I remember hearing the story of a man who survived 9/11. He raced down the stairs of one of the towers and was in a mall in the basement when things started to collapse—he described the sound of a million tons of steel and concrete roaring down on top of him. Thousands died in that sound. He survived.
His story was a tiny, inexplicable point of light in a black day, an asterisk in a book we’d rather give back, a footnote miracle. The larger story is one we all know—a region made turbulent by fundamentalists and oil money, a global network of extremists, a plan that worked horrifically well. It’s a story of terrorism.
There were footnote miracles in Bangladesh last week after a garment factory collapsed and killed hundreds of the people who make clothes to stock our shelves. Photos show volunteers evacuating survivors on makeshift fabric slides. But the larger story is a building on the brink of crumbling, a country where standards and enforcement are loose, a factory owner competing for the low-margin business of multinational companies, over 1,000 dead, injured, and trapped. This is a story of the global consumer economy. It’s a story, in part, about us.

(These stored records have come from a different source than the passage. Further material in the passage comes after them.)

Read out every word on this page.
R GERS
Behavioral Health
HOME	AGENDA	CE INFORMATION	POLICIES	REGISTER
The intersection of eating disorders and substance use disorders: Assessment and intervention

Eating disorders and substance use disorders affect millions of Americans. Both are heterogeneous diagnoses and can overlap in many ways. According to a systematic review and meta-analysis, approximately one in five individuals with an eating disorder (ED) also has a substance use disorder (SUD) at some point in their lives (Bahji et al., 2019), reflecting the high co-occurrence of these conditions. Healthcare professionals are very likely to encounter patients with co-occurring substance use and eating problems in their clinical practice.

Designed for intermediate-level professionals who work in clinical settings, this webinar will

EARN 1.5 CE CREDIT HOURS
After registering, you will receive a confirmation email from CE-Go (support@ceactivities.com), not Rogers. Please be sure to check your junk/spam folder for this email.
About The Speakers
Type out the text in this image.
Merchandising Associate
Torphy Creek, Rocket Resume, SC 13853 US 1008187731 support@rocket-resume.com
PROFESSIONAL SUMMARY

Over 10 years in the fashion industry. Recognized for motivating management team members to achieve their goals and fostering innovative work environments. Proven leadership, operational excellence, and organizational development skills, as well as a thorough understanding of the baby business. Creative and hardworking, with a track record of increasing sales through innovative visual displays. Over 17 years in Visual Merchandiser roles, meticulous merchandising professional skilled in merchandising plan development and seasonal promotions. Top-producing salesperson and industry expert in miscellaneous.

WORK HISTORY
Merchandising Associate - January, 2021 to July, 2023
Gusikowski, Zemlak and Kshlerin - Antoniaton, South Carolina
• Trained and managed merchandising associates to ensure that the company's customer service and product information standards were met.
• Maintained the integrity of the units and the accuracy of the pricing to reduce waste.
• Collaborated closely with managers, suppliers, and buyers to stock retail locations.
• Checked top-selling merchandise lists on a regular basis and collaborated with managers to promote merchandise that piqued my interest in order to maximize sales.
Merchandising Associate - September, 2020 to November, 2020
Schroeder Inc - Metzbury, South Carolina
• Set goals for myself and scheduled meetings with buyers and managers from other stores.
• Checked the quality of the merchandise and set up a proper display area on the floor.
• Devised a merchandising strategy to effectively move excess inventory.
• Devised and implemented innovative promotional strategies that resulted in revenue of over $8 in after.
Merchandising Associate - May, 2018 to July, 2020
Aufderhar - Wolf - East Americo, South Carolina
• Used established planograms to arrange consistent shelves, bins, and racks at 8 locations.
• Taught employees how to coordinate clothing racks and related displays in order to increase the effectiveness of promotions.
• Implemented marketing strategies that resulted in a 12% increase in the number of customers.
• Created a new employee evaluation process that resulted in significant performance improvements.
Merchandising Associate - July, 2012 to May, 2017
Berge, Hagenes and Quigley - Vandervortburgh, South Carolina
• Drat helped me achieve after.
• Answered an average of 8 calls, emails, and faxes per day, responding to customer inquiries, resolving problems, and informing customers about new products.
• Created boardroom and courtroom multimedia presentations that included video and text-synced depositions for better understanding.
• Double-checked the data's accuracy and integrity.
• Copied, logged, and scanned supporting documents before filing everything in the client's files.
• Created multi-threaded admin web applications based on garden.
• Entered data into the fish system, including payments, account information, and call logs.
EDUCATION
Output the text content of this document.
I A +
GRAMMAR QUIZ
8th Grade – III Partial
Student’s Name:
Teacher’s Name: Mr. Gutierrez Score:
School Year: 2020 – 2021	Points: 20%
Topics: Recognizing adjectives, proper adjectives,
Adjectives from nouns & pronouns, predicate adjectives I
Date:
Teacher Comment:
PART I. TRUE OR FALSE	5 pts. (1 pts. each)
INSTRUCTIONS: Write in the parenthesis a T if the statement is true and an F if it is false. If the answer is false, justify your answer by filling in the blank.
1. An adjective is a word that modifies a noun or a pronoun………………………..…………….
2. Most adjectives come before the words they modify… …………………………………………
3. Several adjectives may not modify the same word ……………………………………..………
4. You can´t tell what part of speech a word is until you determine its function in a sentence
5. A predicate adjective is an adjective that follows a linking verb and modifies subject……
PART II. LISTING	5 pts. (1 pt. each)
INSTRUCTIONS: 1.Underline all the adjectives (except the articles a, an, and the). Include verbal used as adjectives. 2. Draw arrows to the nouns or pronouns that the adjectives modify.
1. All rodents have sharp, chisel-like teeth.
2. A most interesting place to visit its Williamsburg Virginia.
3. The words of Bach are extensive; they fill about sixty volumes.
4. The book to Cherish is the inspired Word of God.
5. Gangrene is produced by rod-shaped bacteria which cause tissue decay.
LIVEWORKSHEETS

There’s a happy ignorance we bring to our shopping. Walking through a Walmart or a Target or an H&M we know that all these clothes must have been made somewhere, by someone. We know that ours are not the first hands to touch them. But we don’t ask, and the stores don’t tell, and we’re all fine with that arrangement.
But without knowing the true stories behind products, we’re more likely to shop on price. And when we opt consistently for lower-cost goods we put pressure on companies to source goods at lower prices, and they put pressure on their suppliers, like the factory owner in Bangladesh, who in turn forgoes building repairs and forces his employees to work even when the walls start to crack.
His decisions, of course, are his responsibility. But we have a role in this story. We—each of us agents of the global consumer economy—are the historical force that sets the stage for the play. We are like the New World or King Cotton or Manifest Destiny. We’re a force comprised of a billion little decisions a day. And we each have one big decision to make. We can cover our eyes and let blind market forces trade falling factories for dropping prices. Or we can, slowly through a thousand little, personal steps, figure out a better, more just way of living on this crowded planet.
We’ll probably never completely rid the world of factories like that. But I imagine the sound of the Bangladeshi factory collapsing was a lot like the sound of the World Trade Center coming down—the terrible roar of injustice. And for my part, I want no role in making a sound like that.